Police later informed the mother that the Alabama-based Etsy shop she had purchased from was, in fact, a front for a drug-smuggling operation.
“We got the wrong head,” she said. “This was my first time in any drug espionage situation — I’m a violin teacher — but I guess they were selling these terrible, ugly mermaids to idiots like me who spend $500 on Etsy because they’re like, ‘No one’s going to but these, but it looks legitimate.’ They had a fake store but then I popped in like, ‘Here’s your money! Send me a mer-doll!’ So then they accidentally sent me a head filled with cocaine.”
While Faidley was able to persuade the police that she had made an innocent mistake, obtaining a refund from the doll hospital was another story.
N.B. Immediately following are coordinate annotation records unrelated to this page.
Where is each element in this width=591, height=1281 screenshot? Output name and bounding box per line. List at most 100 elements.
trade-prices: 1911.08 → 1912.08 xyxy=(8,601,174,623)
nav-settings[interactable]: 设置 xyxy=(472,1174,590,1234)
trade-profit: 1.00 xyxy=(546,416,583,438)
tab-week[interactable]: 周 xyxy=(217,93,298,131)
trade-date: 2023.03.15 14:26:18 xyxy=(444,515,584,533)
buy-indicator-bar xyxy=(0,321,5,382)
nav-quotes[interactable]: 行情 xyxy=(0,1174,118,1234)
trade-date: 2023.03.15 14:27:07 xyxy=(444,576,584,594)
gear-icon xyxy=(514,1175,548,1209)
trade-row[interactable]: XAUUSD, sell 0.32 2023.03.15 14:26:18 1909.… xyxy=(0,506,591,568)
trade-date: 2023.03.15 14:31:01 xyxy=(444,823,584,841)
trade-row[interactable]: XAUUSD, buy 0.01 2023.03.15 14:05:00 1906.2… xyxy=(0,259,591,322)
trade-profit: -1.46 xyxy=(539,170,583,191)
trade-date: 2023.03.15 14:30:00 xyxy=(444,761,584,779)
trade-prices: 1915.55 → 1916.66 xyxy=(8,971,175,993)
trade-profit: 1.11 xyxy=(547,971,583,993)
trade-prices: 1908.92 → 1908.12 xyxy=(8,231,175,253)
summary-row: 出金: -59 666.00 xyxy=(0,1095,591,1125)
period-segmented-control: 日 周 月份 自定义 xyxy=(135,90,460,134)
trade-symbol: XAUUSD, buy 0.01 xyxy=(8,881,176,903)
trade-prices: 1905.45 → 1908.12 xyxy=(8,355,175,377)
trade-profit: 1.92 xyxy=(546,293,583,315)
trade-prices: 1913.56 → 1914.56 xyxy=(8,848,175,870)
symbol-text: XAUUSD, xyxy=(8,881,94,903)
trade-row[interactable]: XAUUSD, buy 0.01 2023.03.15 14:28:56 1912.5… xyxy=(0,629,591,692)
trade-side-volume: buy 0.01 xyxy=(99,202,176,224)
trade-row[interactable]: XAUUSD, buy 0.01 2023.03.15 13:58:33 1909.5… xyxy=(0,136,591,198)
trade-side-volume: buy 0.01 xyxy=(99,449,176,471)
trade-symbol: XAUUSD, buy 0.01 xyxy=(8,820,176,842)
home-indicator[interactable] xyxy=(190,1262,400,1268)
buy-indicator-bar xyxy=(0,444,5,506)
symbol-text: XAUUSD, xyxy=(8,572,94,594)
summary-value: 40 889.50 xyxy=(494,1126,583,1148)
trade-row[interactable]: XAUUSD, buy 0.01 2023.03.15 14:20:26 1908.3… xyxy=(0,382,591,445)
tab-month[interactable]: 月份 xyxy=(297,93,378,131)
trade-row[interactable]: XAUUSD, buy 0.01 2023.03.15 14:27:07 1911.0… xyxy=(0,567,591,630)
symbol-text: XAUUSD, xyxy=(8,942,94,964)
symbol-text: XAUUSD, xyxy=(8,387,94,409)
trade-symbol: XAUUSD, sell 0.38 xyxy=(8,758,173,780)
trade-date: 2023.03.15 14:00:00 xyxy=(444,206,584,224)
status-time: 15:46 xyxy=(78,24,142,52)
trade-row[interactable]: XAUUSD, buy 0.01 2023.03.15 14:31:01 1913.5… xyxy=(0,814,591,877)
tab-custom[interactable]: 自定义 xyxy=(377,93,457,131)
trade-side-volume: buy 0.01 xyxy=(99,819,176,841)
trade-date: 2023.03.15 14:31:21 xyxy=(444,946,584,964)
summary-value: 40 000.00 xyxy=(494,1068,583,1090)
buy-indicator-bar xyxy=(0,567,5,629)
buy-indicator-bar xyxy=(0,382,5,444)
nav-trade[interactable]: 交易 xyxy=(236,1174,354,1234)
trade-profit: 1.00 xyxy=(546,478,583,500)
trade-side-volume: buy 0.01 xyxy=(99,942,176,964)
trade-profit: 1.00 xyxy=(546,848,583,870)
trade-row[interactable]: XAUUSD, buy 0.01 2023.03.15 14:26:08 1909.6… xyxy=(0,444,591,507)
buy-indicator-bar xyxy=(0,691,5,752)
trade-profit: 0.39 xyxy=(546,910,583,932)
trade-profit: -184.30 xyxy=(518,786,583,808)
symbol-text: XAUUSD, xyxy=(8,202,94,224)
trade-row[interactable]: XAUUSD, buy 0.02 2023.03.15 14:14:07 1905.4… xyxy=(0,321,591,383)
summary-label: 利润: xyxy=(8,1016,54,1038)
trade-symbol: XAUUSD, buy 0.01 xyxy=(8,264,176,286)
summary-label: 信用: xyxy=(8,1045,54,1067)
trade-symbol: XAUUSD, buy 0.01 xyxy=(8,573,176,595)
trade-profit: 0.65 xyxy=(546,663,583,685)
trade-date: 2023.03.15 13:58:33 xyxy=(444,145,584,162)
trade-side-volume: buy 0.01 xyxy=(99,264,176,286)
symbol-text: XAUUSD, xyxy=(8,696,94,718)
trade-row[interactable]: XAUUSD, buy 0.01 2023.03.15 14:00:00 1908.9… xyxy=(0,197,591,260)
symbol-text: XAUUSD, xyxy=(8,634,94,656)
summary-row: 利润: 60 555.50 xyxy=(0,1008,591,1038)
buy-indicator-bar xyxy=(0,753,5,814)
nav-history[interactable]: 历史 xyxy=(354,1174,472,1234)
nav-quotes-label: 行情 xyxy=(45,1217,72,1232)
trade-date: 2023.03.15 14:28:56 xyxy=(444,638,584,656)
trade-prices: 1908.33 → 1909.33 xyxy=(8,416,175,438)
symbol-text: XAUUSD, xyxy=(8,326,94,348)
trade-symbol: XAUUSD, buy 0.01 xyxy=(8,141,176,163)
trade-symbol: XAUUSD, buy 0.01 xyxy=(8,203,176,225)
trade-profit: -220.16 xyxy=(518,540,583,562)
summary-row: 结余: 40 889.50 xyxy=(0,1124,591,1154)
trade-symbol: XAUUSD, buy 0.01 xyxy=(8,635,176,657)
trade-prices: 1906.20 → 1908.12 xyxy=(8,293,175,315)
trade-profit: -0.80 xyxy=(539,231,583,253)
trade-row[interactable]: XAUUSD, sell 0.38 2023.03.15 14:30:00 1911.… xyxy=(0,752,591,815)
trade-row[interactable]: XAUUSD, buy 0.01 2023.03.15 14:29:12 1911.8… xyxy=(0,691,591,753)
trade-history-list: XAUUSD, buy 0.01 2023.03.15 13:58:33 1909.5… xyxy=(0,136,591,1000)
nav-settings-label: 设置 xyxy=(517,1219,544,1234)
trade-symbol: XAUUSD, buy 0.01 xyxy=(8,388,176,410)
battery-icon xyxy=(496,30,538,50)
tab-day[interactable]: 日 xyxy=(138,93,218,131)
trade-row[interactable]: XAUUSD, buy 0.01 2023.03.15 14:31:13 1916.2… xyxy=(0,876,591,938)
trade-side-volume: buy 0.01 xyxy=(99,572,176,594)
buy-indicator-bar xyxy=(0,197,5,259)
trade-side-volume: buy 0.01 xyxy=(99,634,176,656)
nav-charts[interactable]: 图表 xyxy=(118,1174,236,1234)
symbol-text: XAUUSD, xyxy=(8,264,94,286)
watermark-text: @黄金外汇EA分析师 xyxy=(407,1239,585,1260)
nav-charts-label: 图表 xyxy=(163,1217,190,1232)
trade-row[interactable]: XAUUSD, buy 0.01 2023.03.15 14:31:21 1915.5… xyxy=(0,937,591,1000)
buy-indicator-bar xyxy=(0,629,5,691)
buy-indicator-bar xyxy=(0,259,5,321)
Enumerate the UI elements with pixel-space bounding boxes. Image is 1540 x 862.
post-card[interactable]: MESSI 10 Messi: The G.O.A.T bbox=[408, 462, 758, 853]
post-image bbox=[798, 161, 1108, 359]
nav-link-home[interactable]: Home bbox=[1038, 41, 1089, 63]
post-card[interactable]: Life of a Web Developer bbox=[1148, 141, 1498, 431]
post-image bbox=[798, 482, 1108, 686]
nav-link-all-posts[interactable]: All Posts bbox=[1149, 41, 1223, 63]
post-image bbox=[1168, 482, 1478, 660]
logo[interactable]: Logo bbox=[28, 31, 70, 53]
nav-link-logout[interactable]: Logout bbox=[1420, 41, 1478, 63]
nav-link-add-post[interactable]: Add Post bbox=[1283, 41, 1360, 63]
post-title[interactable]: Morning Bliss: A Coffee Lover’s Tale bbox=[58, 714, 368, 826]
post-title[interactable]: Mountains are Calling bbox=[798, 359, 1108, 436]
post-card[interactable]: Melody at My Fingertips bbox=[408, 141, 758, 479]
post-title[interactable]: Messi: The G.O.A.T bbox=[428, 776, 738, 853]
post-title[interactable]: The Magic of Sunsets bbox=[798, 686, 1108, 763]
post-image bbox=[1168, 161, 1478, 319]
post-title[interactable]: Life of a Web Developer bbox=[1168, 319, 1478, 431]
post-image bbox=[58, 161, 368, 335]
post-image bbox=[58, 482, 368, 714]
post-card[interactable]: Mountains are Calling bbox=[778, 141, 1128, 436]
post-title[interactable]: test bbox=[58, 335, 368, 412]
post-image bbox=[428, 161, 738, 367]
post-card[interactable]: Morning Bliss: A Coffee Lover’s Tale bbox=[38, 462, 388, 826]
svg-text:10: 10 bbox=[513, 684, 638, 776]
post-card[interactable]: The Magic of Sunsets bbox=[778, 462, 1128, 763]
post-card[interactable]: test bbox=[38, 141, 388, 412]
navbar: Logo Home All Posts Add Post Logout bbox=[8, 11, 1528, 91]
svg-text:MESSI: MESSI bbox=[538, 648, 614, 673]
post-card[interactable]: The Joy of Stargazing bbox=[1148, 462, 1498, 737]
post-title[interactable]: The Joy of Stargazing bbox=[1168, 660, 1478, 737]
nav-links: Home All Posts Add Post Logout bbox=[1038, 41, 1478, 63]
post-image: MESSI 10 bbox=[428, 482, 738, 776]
“They refused to speak to me after Pearl was taken away because they thought the drugs were mine, so I literally had to call and be like, ‘THE DRUGS AREN’T MINE!’ until they would talk to me,” she said.
Years later, Ellie, now 10, still remembers the bizarre mix-up.
“She still thinks I should not have bought Pearl and she doesn’t know what was wrong with me,” Faidley said. “She will attest to Pearl’s hideousness and the fact that she knew there was something lingering inside that was not right. We just didn’t know it was cocaine.”